São os dois A's que estão causando brigas na Itália e na França agora. Como a Alitalia e a exaustiva telenovela sobre a participação ou não da Air France Klm no aumento de capital da companhia aérea de bandeira italiana, que desses 300 milhões no total (os franceses detêm 25% do capital da Alitalia) precisam desesperadamente. Uma como a Atlantia, ou melhor, a Autostrade per l'Italia, a subsidiária da família Benetton, que poderia, no entanto, ser eliminada de uma importante concessão para arrecadar o ecotaxa sobre o tráfego de veículos pesados nas autoestradas francesas.
Dois A's, dois eventos polêmicos. Mas não a mesma história. No caso de Alitalia, é um jogo de pôquer bastante óbvio quando há uma empresa abandonada na mesa e quem tem a vantagem tenta reduzir a aposta ao mínimo: o preço a pagar. No caso de Atlantia, talvez seja muito cedo para ter uma ideia precisa da briga, mas a impressão é que o governo francês, em dificuldade devido aos protestos contra a ecotaxa, quer usar "les italiens" como um jogo de culpa.
Su Alitaliaconvenhamos, parece óbvio que mais cedo ou mais tarde a Air France KLM assumirá o controle dela. Mas o grupo vive momentos difíceis, depois de anos de lucros generosos que a Alitalia nunca conheceu. Os franceses já não têm dinheiro a perder, sem falar que o presidente Alexandre de Juniac está menos sensível e interessado no dossiê italiano do que na época de Jean-Cyril Spinetta. Os franceses gostariam de um plano industrial incisivo, com reduções acentuadas de postos de trabalho (menos de 5 mil, segundo boatos publicados pelo Il Sole 24 Ore, desmentidos por Paris), e uma reestruturação da dívida, que não querem assumir, se eles se tornam os verdadeiros donos do barraco. Eles estão puxando os cordelinhos, sabendo que mesmo o atual aumento de capital não será decisivo. E que já na primavera de 2014 novos e inevitáveis problemas de liquidez poderiam surgir para a Alitalia.
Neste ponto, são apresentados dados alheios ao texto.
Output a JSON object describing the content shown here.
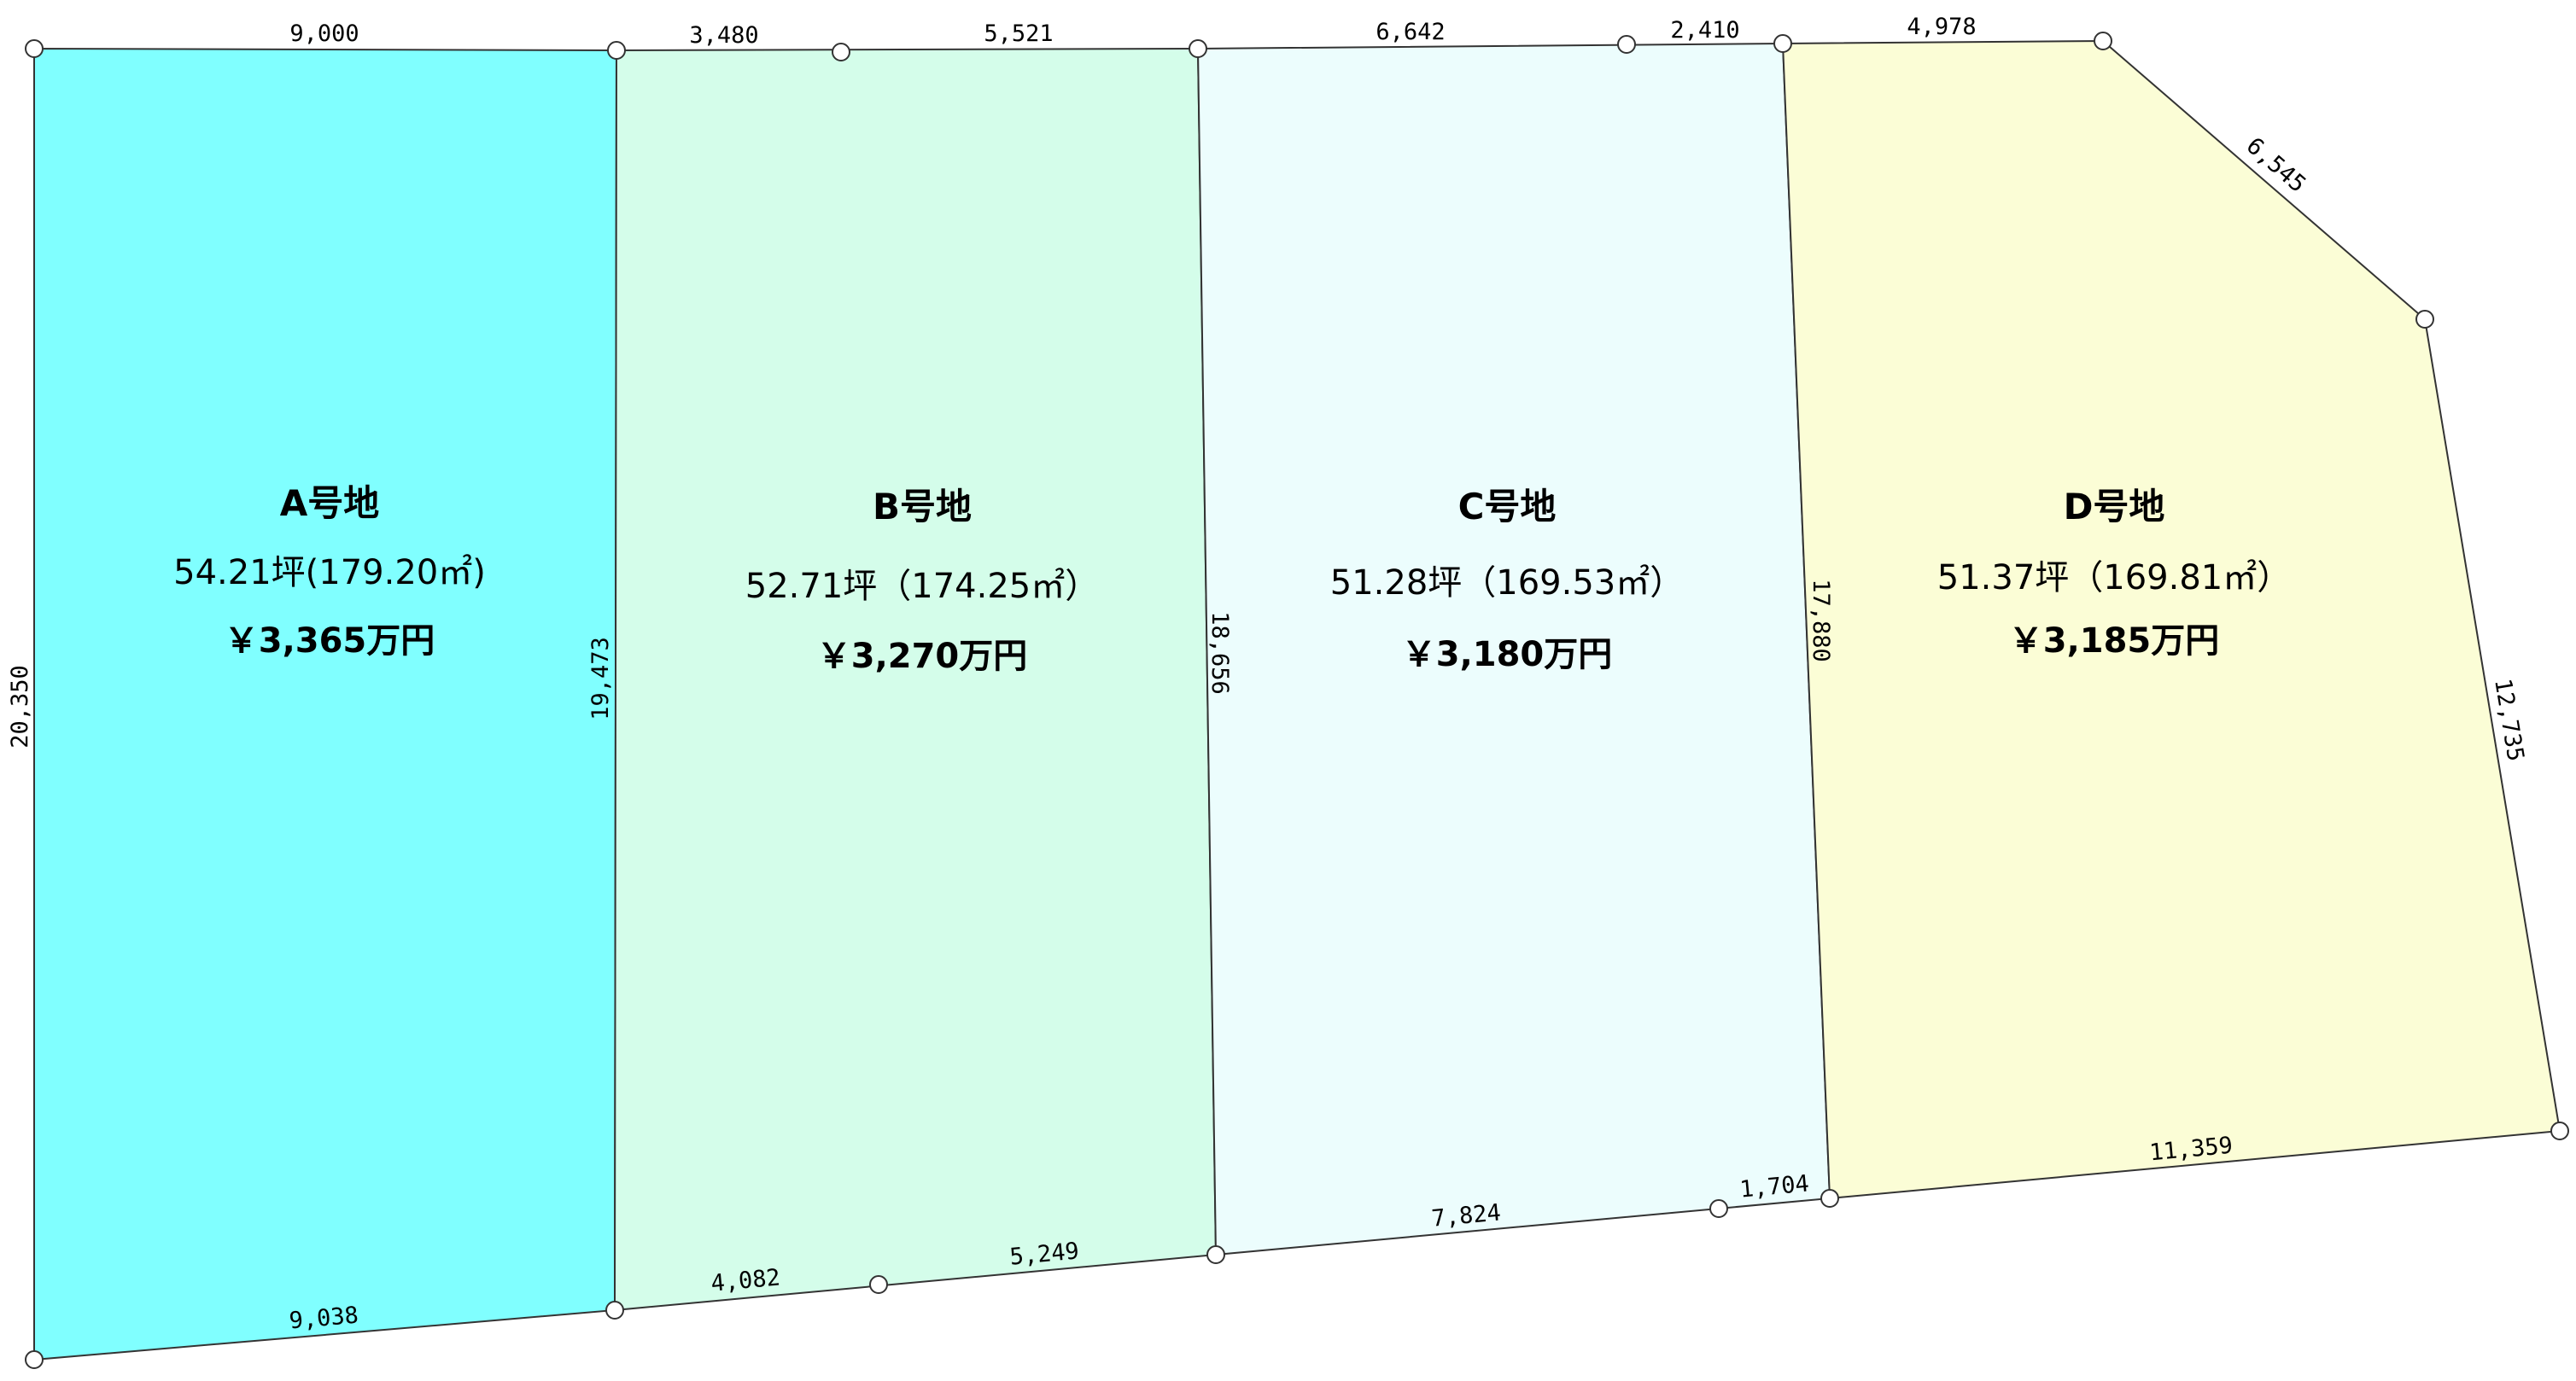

Atlantia é outra história. Desde o passado dia 1,2 de Outubro, a França começou a aplicar a eco-taxa aos veículos pesados que circulam nas auto-estradas. Isso não é pouca coisa: 183 bilhão de euros em receitas esperadas a cada ano. O "écotaxe" tinha sido um dos pontos fortes de Nicolas Sarkozy, quando queria ser ambientalista, dar-se a aparência de um direito moderno. Começou uma licitação para encontrar a empresa certa e tecnologicamente avançada para lidar com a cobrança do imposto. Significava instalar fliperamas em rodovias (800 ao todo) e dispositivos em caminhões (26). A 2011 de novembro de 70 foi anunciado o vencedor, o consórcio Ecomouv', controlado a 20% pela Atlantia, conhecido mundialmente por estes sistemas de portagens de alta tecnologia, mais alguns parceiros franceses (Thales, Sfr, Sncf e Steria). O problema é que nas últimas semanas começaram na Bretanha protestos, às vezes violentos, contra a ecotaxa. François Hollande decidiu suspendê-lo por enquanto. Caminhoneiros e empresas não querem pagar por isso, a crise econômica já está muito forte. Mas o governo francês vai mais longe. "Pode-se surpreender que este tipo de imposto tenha sido delegado a uma empresa estrangeira", sublinhou Pierre Moscovici, Ministro da Economia. Ora, a culpa é dos italianos se agora os franceses não querem mais pagar esse imposto? Tanto ele quanto outros políticos franceses criticam o fato de a Ecomouv' ficar com 600% da receita, mas essa foi justamente a melhor oferta na época da licitação. Moscovici anunciou que o contrato vai ser revisto e pode até ser suspenso, agora que ainda nem está decidido se elimina ou não definitivamente a ecotaxa, e depois de a Ecomouv' já ter gasto XNUMX milhões de euros nos seus investimentos.